I get that you need to blow off some steam and I am sure that in the same way (and perhaps even the same people) would want to dump their anger on the Government even if the Bergamo scenario happened to us – but in that case, the reason for their frustration would be the full morgues.
Someone I appreciate wrote the following on Facebook: “We are currently in a crisis, and we are getting ourselves even deeper into it. I don’t think anything else could have been done. But the question is, what else will they do, and above all, will they do it right. The problem here is that we cannot be better off than the rest of the world. And the people on the bicycles are not aware of this and do not want to admit it.”
I would add: If the Government would deal with itself and the protests instead of the crisis, we will not be better off for that. Not me, not you, not your children. Things would get worse for everyone.
This does not mean that you should give up your fight against corruption and kneel. It means that you should leave the fight against corruption to those who are called and trained to fight it. Just as you expect health-related decisions to be made by the health professionals. Without the pressure of the street. And lynching.
But perhaps the good thing we can do for ourselves and our children is to let the competent people do their jobs.
What I can see from my viewpoint with a few more kilometers behind me, is that this is one of the rare few Governments from the last couple of years that actually works. If anyone has cheated and stolen in their work, they deserve to be condemned. But let’s let him be prosecuted by the police, the prosecutors and the court, not the media and the street.
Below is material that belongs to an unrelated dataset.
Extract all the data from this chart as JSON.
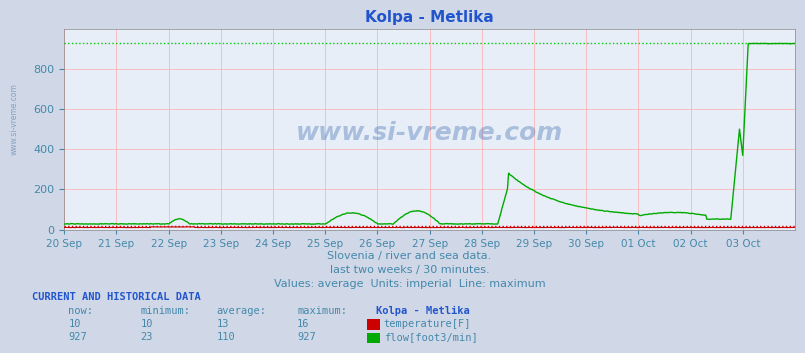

We will get the opportunity to reward or punish them at the upcoming elections – and the next new faces will shine there (isn’t it funny how some people always blame the old faces for all their disappointments, even though we always know what to expect from these faces, while on the other hand, the same people continue to benevolently accept the dysfunctional devastation left behind by the new faces, one after the other – instead of directing their anger at these failed characters and those who sold the new faces to them and screwed them over, making them believe that they are saviours and making sure that this can happen over and over again).